Monday, 17 October 2016

Kothanodi: Review

Kothanodi. Here is a movie all about the world its characters inherit. That is not to say the characters are not given importance. What I mean is that when the movie ends, the character that has lodged itself the deepest in your mind is the fantastic world of Kothanodi. What makes this all the more impressive is that this particular character stays in the background all throughout as the humans (and a vegetable) parade around making extremely strong cases to be remembered. Maybe it is because nearly every scene, every frame, serves the atmosphere that this movie works so hard to create. And this atmosphere is helped immensely by an amazing score that, though a little loud at times, never misses a beat, keeping your spine tingling to various degrees all throughout. The stories themselves are known to most Assamese people already and the movie stays faithful to them almost to a fault.

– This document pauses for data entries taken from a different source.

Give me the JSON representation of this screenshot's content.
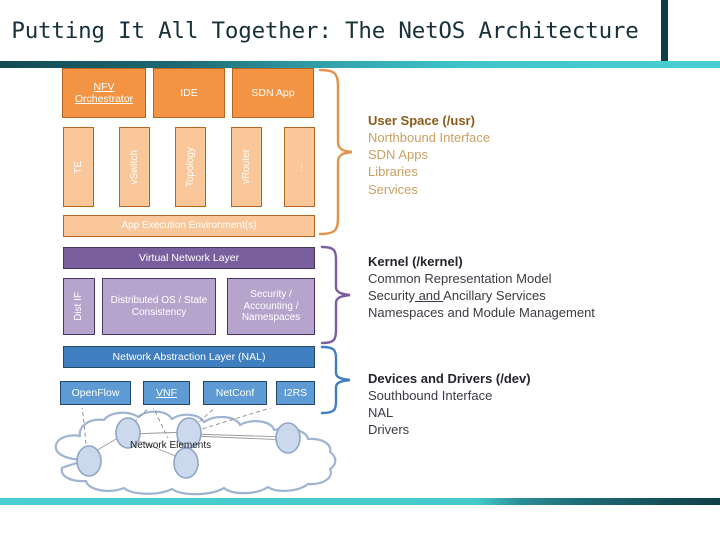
{
  "slide": {
    "title": "Putting It All Together: The NetOS Architecture"
  },
  "colors": {
    "accent_dark_teal": "#0d3d47",
    "accent_cyan": "#49cfd3",
    "orange": "#f29444",
    "orange_light": "#f9c79a",
    "orange_border": "#b5651f",
    "purple": "#7a5f9e",
    "purple_light": "#b6a4cd",
    "blue": "#3f7fbf",
    "blue_light": "#5e9bd4",
    "userspace_heading": "#8a5a1b",
    "userspace_body": "#c9a063",
    "kernel_text": "#3b3b45"
  },
  "user_space_group": {
    "apps_row": [
      {
        "label": "NFV Orchestrator",
        "underlined": true
      },
      {
        "label": "IDE",
        "underlined": false
      },
      {
        "label": "SDN App",
        "underlined": false
      }
    ],
    "services_row": [
      {
        "label": "TE"
      },
      {
        "label": "vSwitch"
      },
      {
        "label": "Topology"
      },
      {
        "label": "vRouter"
      },
      {
        "label": "…"
      }
    ],
    "execution_environment": "App Execution Environment(s)"
  },
  "kernel_group": {
    "virtual_network_layer": "Virtual Network Layer",
    "modules": [
      {
        "label": "Dist IF",
        "vertical": true
      },
      {
        "label": "Distributed OS / State Consistency",
        "vertical": false
      },
      {
        "label": "Security / Accounting / Namespaces",
        "vertical": false
      }
    ]
  },
  "device_group": {
    "nal": "Network Abstraction Layer (NAL)",
    "protocols": [
      {
        "label": "OpenFlow",
        "underlined": false
      },
      {
        "label": "VNF",
        "underlined": true
      },
      {
        "label": "NetConf",
        "underlined": false
      },
      {
        "label": "I2RS",
        "underlined": false
      }
    ],
    "network_elements_label": "Network Elements"
  },
  "annotations": {
    "user_space": {
      "heading": "User Space (/usr)",
      "lines": [
        "Northbound Interface",
        "SDN Apps",
        "Libraries",
        "Services"
      ]
    },
    "kernel": {
      "heading": "Kernel (/kernel)",
      "lines": [
        "Common Representation Model",
        "Security and Ancillary Services",
        "Namespaces and Module Management"
      ],
      "line2_pre": "Security",
      "line2_underlined": " and ",
      "line2_post": "Ancillary Services"
    },
    "devices": {
      "heading": "Devices and Drivers (/dev)",
      "lines": [
        "Southbound Interface",
        "NAL",
        "Drivers"
      ]
    }
  },
  "icons": {
    "brace_user_space": "curly-brace-icon",
    "brace_kernel": "curly-brace-icon",
    "brace_devices": "curly-brace-icon",
    "cloud": "cloud-icon",
    "node": "network-node-icon"
  }
}
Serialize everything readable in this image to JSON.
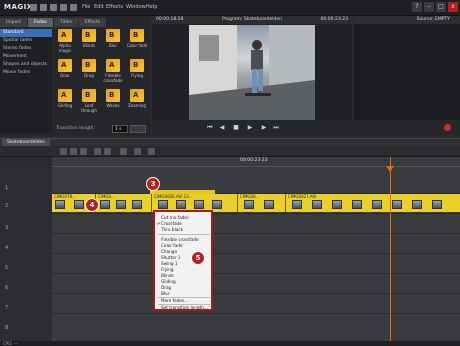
{
  "app": {
    "logo": "MAGIX"
  },
  "menu": [
    "File",
    "Edit",
    "Effects",
    "Window",
    "Help"
  ],
  "window_buttons": [
    "?",
    "–",
    "□",
    "x"
  ],
  "media_pool": {
    "tabs": [
      "Import",
      "Fades",
      "Titles",
      "Effects"
    ],
    "active_tab": "Fades",
    "categories": [
      "Standard",
      "Spatial fades",
      "Stereo fades",
      "Movement",
      "Shapes and objects",
      "Movie fades"
    ],
    "active_category": "Standard",
    "fades": [
      {
        "label": "Alpha magic",
        "letter": "A"
      },
      {
        "label": "Blinds",
        "letter": "B"
      },
      {
        "label": "Blur",
        "letter": "B"
      },
      {
        "label": "Color fade",
        "letter": "B"
      },
      {
        "label": "Door",
        "letter": "A"
      },
      {
        "label": "Drag",
        "letter": "B"
      },
      {
        "label": "Flexible crossfade",
        "letter": "A"
      },
      {
        "label": "Flying",
        "letter": "B"
      },
      {
        "label": "Gliding",
        "letter": "A"
      },
      {
        "label": "Leaf through",
        "letter": "B"
      },
      {
        "label": "Waves",
        "letter": "B"
      },
      {
        "label": "Zooming",
        "letter": "A"
      }
    ],
    "transition_length": {
      "label": "Transition length:",
      "value": "1 s"
    }
  },
  "program_monitor": {
    "timecode_left": "00:00:18:28",
    "title": "Program: Skateboardelden",
    "timecode_right": "00:00:23:23",
    "timecode_center": "23:03"
  },
  "source_monitor": {
    "label": "Source: EMPTY"
  },
  "timeline": {
    "arrangement_tab": "Skateboardelden",
    "ruler_timecode": "00:00:23:23",
    "track_numbers": [
      "1",
      "2",
      "3",
      "4",
      "5",
      "6",
      "7",
      "8"
    ],
    "clips": [
      "CIMG078...",
      "CIMG0...",
      "CIMG0826.AVI 23...",
      "CIMG08...",
      "CIMG0927.AVI"
    ]
  },
  "badges": [
    "3",
    "4",
    "5"
  ],
  "context_menu": {
    "group1": [
      "Cut (no fade)",
      "Crossfade",
      "Thru black"
    ],
    "checked": "Crossfade",
    "group2": [
      "Flexible crossfade",
      "Color fade",
      "Change",
      "Shutter 1",
      "Swing 1",
      "Flying",
      "Blinds",
      "Gliding",
      "Drag",
      "Blur"
    ],
    "more": "More fades...",
    "set_length": "Set transition length..."
  },
  "status": {
    "text": "CPU: —"
  },
  "colors": {
    "accent": "#3a6fb8",
    "clip": "#e8cf2a",
    "badge": "#b32121",
    "playhead": "#e86a10"
  }
}
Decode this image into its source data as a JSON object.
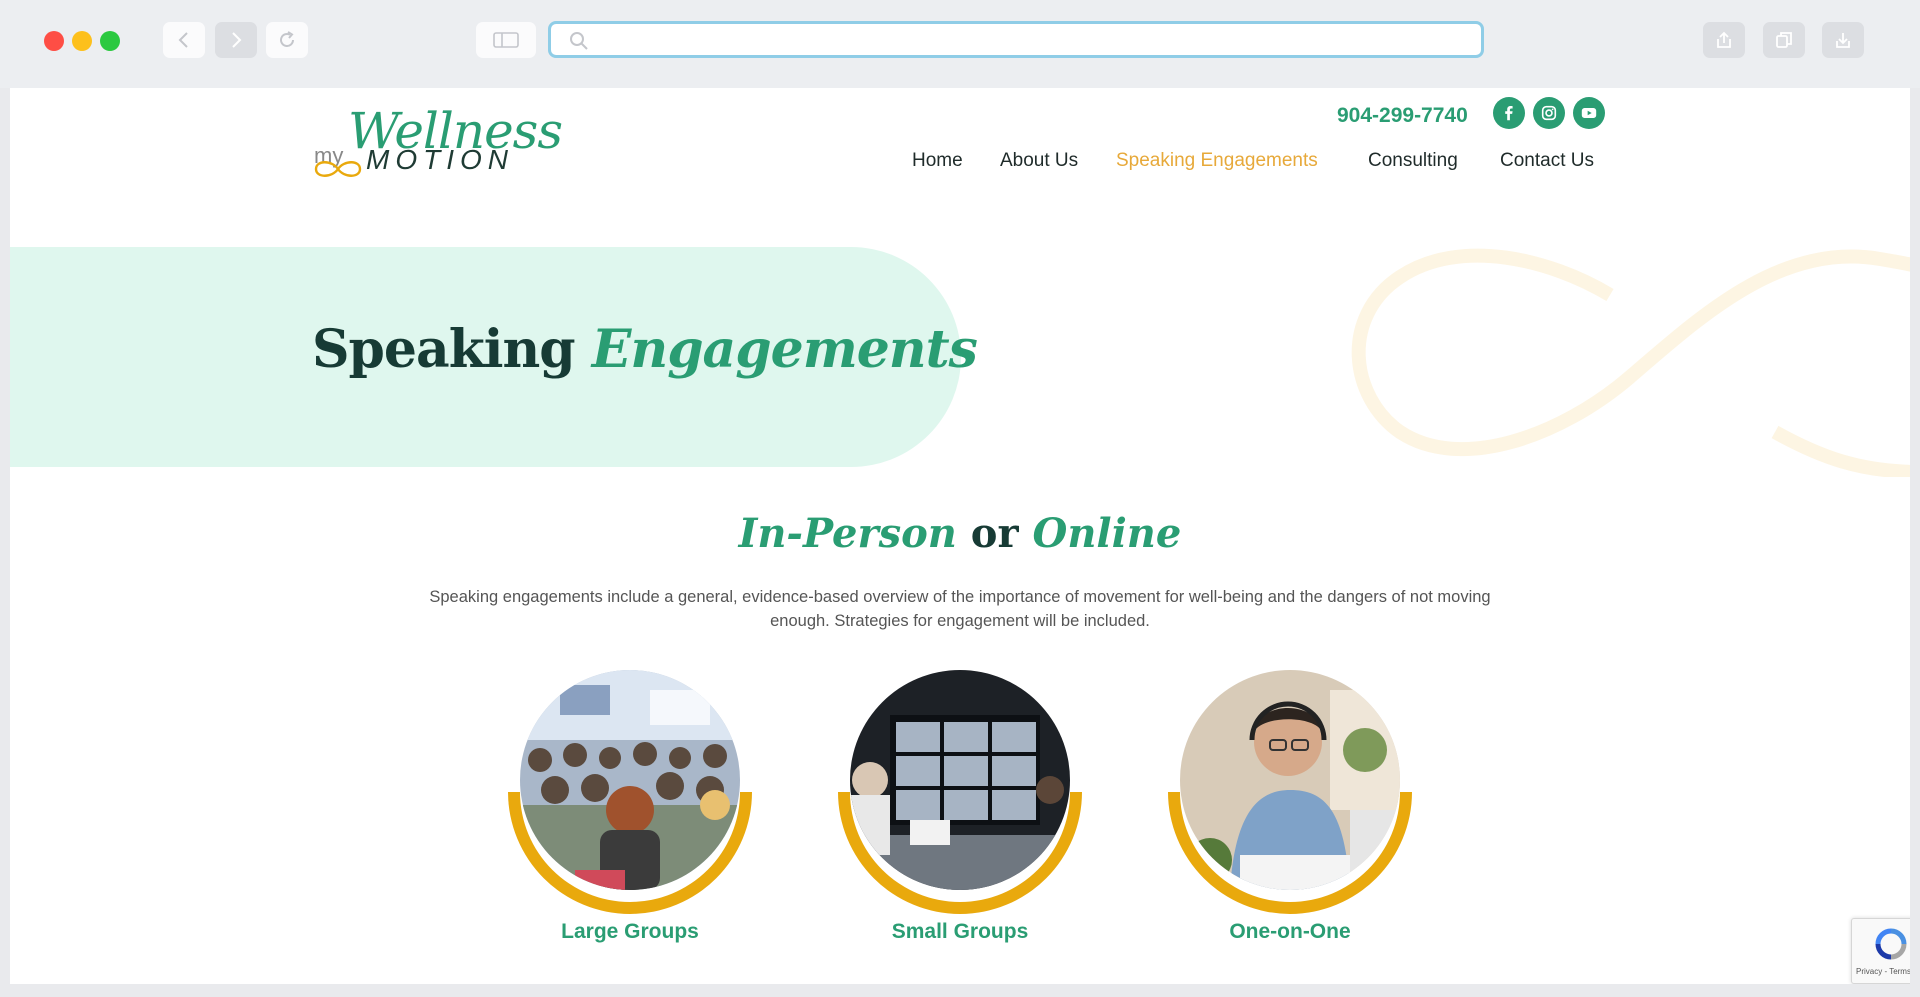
{
  "browser": {
    "url": "",
    "icons": [
      "chevron-left-icon",
      "chevron-right-icon",
      "reload-icon",
      "sidebar-icon",
      "search-icon",
      "share-icon",
      "tabs-icon",
      "download-icon"
    ]
  },
  "header": {
    "logo": {
      "my": "my",
      "wellness": "Wellness",
      "motion": "MOTION"
    },
    "phone": "904-299-7740",
    "social": [
      "facebook-icon",
      "instagram-icon",
      "youtube-icon"
    ],
    "nav": [
      {
        "label": "Home",
        "active": false
      },
      {
        "label": "About Us",
        "active": false
      },
      {
        "label": "Speaking Engagements",
        "active": true
      },
      {
        "label": "Consulting",
        "active": false
      },
      {
        "label": "Contact Us",
        "active": false
      }
    ]
  },
  "hero": {
    "title_plain": "Speaking",
    "title_em": "Engagements"
  },
  "intro": {
    "title_em1": "In-Person",
    "title_mid": "or",
    "title_em2": "Online",
    "description": "Speaking engagements include a general, evidence-based overview of the importance of movement for well-being and the dangers of not moving enough. Strategies for engagement will be included."
  },
  "cards": [
    {
      "label": "Large Groups"
    },
    {
      "label": "Small Groups"
    },
    {
      "label": "One-on-One"
    }
  ],
  "recaptcha": {
    "text": "Privacy - Terms"
  },
  "colors": {
    "green": "#2a9d73",
    "gold": "#e9a90d",
    "dark": "#173b35",
    "mint": "#dff7ee",
    "active_nav": "#e7a93a"
  }
}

This is not necessarily a complaint but I felt that while the storytelling was on point - character motivations taking the necessary time to form out of the mist of information expertly thrown at us in small chunks - a little more effort could have gone into making the story bigger than the sum of its parts. If I have a complaint, it is that one of the stories, that deals with (and I'm not spoiling anything here, trust me) infanticide doesn't make a particularly convincing case for being included here among the other three. Thematically, it felt a little disconnected from the rest of the narrative. But ultimately, the atmosphere and the world building do manage to tie it to the rest of the story and so it is not something that took me out of the movie. Another thing I noticed is that the low budget does rear its ugly head (or heads, three to be exact) in a scene or two but I believe it was inevitable, given the scope of what was being attempted here and the film makers, instead, deserve credit for the numerous scenes where it wasn't very obvious at all when it easily could have been. All things considered, this is an important movie because of where its focus lies. World building. We don't get that from Indian Cinema very often. Had this movie failed in its attempt at the same for innumerable reasons, it would still have deserved praise for the effort. As it is though, I guess we were in luck.